Когда малыш наконец оказался у него в объятиях, Йорн, не помня себя от счастья, стал покрывать его поцелуями, прижимая к груди его маленькое тёплое тельце, а Джим улыбался.

— Мой сынок… Мой Серино, — бормотал ослабевший от счастья Йорн. — Ваша светлость… Как он тут оказался?

— Милорд Дитмар забрал его из приюта на Мантубе, — ответил Джим. — Нам пришлось усыновить его — только при этом условии там согласились его отдать. Формально он наш сын, но вы можете быть с ним столько, сколько пожелаете, ведь вы его настоящий родитель. Жить он будет здесь, но вы можете играть и гулять с ним каждый день.

Губы Йорна задрожали.

— Но почему ему нельзя жить со мной? — спросил он растерянно.

— Йорн, поймите, ваш домик — не самое лучшее место для малыша, особенно сейчас, зимой, — мягко сказал Джим, кладя маленькую тёплую руку на широкое плечо Йорна. — Здесь ему будет лучше. Вы не переживайте, никто не станет чинить вам препятствий, вы сможете видеться с ним, когда захотите. Главное — теперь он не на Мантубе, а здесь, рядом с вами.
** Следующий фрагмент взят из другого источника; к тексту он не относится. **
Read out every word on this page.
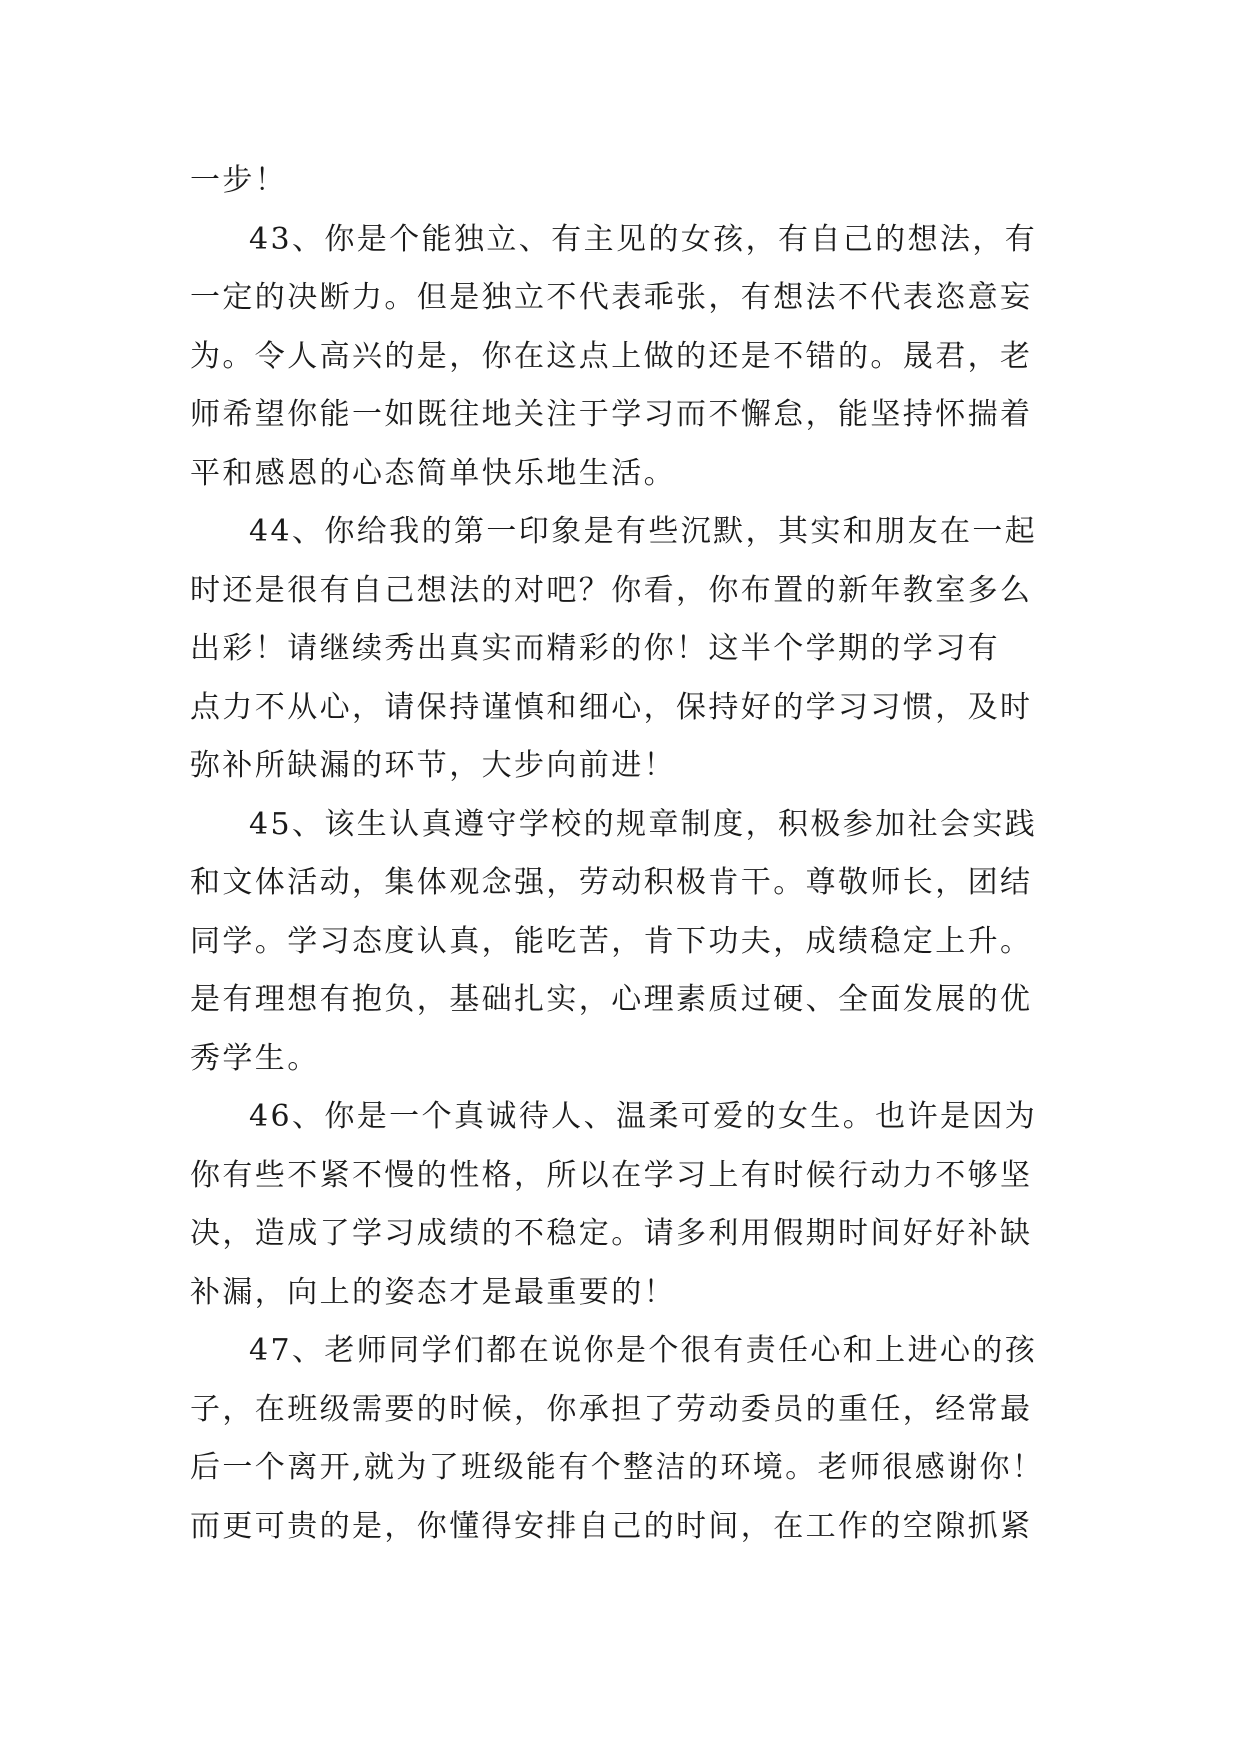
一步！
43、你是个能独立、有主见的女孩，有自己的想法，有
一定的决断力。但是独立不代表乖张，有想法不代表恣意妄
为。令人高兴的是，你在这点上做的还是不错的。晟君，老
师希望你能一如既往地关注于学习而不懈怠，能坚持怀揣着
平和感恩的心态简单快乐地生活。
44、你给我的第一印象是有些沉默，其实和朋友在一起
时还是很有自己想法的对吧？你看，你布置的新年教室多么
出彩！请继续秀出真实而精彩的你！这半个学期的学习有
点力不从心，请保持谨慎和细心，保持好的学习习惯，及时
弥补所缺漏的环节，大步向前进！
45、该生认真遵守学校的规章制度，积极参加社会实践
和文体活动，集体观念强，劳动积极肯干。尊敬师长，团结
同学。学习态度认真，能吃苦，肯下功夫，成绩稳定上升。
是有理想有抱负，基础扎实，心理素质过硬、全面发展的优
秀学生。
46、你是一个真诚待人、温柔可爱的女生。也许是因为
你有些不紧不慢的性格，所以在学习上有时候行动力不够坚
决，造成了学习成绩的不稳定。请多利用假期时间好好补缺
补漏，向上的姿态才是最重要的！
47、老师同学们都在说你是个很有责任心和上进心的孩
子，在班级需要的时候，你承担了劳动委员的重任，经常最
后一个离开,就为了班级能有个整洁的环境。老师很感谢你！
而更可贵的是，你懂得安排自己的时间，在工作的空隙抓紧
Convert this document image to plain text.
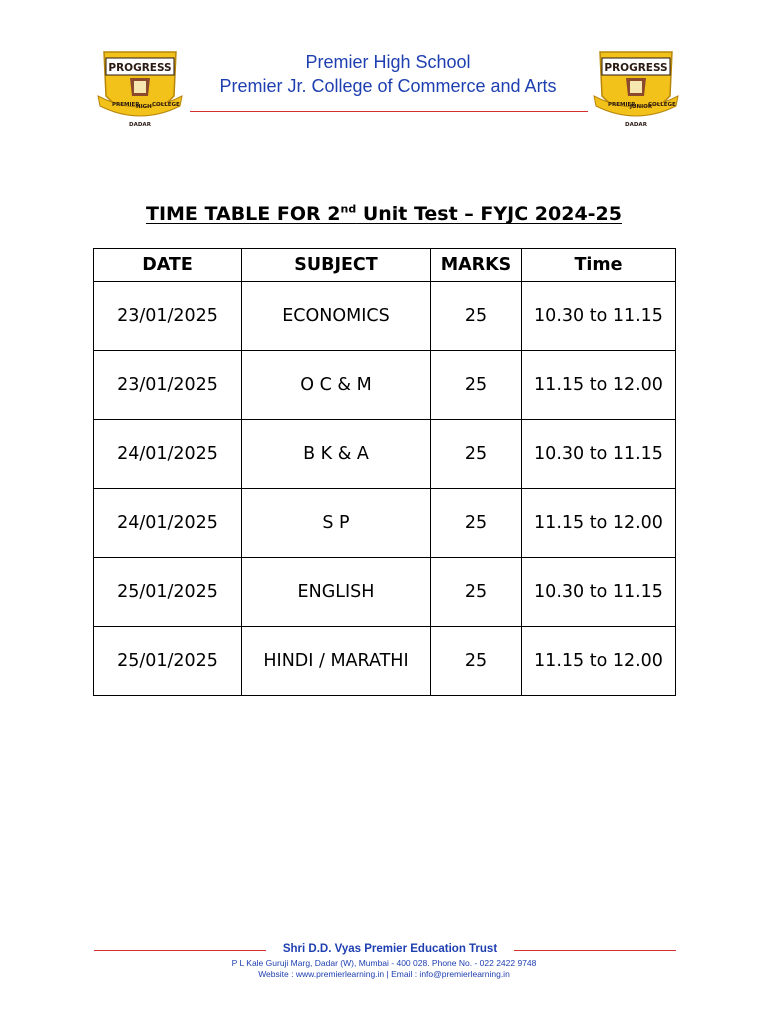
PROGRESS
PREMIER
HIGH COLLEGE
DADAR
PROGRESS
PREMIER
JUNIOR
COLLEGE
DADAR
Premier High School
Premier Jr. College of Commerce and Arts
TIME TABLE FOR 2nd Unit Test – FYJC 2024-25
DATE	SUBJECT	MARKS	Time
23/01/2025	ECONOMICS	25	10.30 to 11.15
23/01/2025	O C & M	25	11.15 to 12.00
24/01/2025	B K & A	25	10.30 to 11.15
24/01/2025	S P	25	11.15 to 12.00
25/01/2025	ENGLISH	25	10.30 to 11.15
25/01/2025	HINDI / MARATHI	25	11.15 to 12.00
Shri D.D. Vyas Premier Education Trust
P L Kale Guruji Marg, Dadar (W), Mumbai - 400 028. Phone No. - 022 2422 9748
Website : www.premierlearning.in | Email : info@premierlearning.in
Йорн утёр слёзы, улыбнулся и кивнул.

— Да, ваша светлость, вы правы… Я вам так благодарен! Вы… Вы — добрый ангел, ваша светлость. Можно… вашу ручку?

Джим с улыбкой вложил свою маленькую руку в робко протянутую большую ладонь Йорна. Крошечная, мягкая, тёплая и белая, с ухоженными длинными ногтями и сверкающими перстнями на тонких полупрозрачных пальчиках, она показалась Йорну рукой неземного существа, и он прикоснулся к ней губами с замиранием сердца и восхищением. Маленькая нога, обутая в мягкий белый сапожок, была совсем близко, но до неё Йорн дотронуться не посмел, хотя был готов целовать и её.

— Хотите, погуляем с нашими детьми? — предложил Джим. — Они уже покушали, поэтому сейчас самое время для прогулки.

Он позвал Эннкетина, и тот принёс тёплую одежду для детей. Джим сказал:

— Йорн, если вам не трудно, не могли бы вы одеть их? А я пока тоже пойду оденусь.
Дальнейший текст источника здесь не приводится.